Reed reported that heroin was first produced by Bayer as a means to treat a cough. At the time, whooping cough and tuberculosis were prevalent, and heroine was seen as a means of controlling them. But developers did not anticipate the highly addictive nature of the drug.

Reed said some of the current problem stems from the unintended consequences of a well-meaning culture that demands pain prescription medications. He showed a map illustrating the volume of pain medicines that are prescribed.

“Ohio averages about 100 pain prescriptions per 100 people, so that means on average, every man, woman, and child in Ohio has a pain prescription,” he said. He provided statistics showing that alcohol-users are two times more likely to use heroine than nonusers, marijuana users are three times more likely, cocaine users are 15 times more likely, and prescription pain medication-users are 40 times more likely to use heroine than nonusers.

Ohio’s 2011 House Bill 93, termed the “Pill Mill Bill,” concerning pain medications including OxyContin, severely limited a doctor’s ability to prescribe and dispense a prescription at the same location.
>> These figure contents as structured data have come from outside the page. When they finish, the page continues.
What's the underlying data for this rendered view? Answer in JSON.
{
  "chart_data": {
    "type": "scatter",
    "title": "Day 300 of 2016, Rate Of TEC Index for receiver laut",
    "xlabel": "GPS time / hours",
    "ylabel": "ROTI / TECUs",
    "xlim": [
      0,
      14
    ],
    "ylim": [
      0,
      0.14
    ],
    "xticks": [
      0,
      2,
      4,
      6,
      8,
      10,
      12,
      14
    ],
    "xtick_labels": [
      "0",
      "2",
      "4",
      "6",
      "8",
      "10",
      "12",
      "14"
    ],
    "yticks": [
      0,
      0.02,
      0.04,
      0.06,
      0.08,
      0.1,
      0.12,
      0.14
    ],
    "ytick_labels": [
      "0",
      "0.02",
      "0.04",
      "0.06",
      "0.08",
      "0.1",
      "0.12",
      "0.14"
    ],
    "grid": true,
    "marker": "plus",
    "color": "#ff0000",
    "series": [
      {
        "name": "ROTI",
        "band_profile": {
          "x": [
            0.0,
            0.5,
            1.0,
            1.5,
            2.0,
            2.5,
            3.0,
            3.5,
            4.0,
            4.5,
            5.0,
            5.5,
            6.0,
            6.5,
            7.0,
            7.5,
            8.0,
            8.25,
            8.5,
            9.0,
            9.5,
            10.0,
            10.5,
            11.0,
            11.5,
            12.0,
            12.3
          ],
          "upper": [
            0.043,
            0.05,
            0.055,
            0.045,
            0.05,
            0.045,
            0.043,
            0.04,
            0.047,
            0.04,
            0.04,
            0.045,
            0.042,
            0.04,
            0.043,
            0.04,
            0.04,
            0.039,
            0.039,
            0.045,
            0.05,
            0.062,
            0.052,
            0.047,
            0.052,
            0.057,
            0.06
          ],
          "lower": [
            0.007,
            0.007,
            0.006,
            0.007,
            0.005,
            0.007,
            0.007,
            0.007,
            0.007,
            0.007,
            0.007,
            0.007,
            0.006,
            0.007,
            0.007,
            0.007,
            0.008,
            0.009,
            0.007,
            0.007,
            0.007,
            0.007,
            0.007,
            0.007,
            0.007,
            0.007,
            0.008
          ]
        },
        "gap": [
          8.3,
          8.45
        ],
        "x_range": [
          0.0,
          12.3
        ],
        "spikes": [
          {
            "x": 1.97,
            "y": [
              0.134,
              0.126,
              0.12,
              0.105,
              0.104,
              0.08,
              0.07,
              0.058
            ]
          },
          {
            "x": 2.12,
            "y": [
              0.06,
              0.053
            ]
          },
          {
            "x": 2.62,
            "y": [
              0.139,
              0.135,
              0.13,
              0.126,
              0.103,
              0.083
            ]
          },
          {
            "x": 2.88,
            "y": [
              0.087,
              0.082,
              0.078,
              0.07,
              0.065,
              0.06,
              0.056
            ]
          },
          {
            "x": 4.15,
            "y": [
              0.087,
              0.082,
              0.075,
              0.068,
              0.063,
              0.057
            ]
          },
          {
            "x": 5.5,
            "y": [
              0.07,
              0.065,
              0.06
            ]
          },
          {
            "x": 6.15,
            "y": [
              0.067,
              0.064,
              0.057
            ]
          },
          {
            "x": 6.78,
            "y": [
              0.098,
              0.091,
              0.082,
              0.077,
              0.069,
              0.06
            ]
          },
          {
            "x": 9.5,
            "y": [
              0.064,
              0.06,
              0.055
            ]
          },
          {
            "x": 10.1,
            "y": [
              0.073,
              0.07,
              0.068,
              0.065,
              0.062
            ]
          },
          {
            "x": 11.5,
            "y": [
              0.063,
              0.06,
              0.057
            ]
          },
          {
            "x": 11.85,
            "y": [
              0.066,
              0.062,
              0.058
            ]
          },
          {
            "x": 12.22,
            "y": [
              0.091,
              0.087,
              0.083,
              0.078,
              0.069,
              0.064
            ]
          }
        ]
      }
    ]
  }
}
“As a result of the Pill Mill Bill, the supply of legally acquired pain medications like OxyContin has become severely restricted to the general public.” An unintended consequence of the severely limited supply drove the price of those pain prescriptions much higher than they were before.

“The price went up high enough that those persons already addicted to opiates, because they were taking prescription pain medications, now turned to heroine on the street because it was cheaper and more available,” Reed said. He estimated that the majority of persons who are addicted to heroine got to that point through legally prescribed pain prescriptions.

Reed said the cost of a dose or capsule is $5 to $10 dollars in major metropolitan areas, such as Dayton. In nonmajor metropolitan areas, such as Troy or Sidney, the price is about $40 per dose. Dealers commute to Dayton and purchase a large volume of capsules and then return to Troy or Sidney and sell their supply at an inflated price. The addiction becomes very costly because of the incredible tolerance individuals can build. Reed noted that the tolerance of a late-stage user compared to an early-stage user of heroine multiplies the volume used by as much as 10,000 times the dose used early on.

Reed described the resources the Tri County Board provides to help addicts: providing housing, meals and a support system. The organization is developing more ways to put people into detox programs and then having in place more types of support programs and recovery systems. It is also doing programs jails to provide support to inmates about to be released.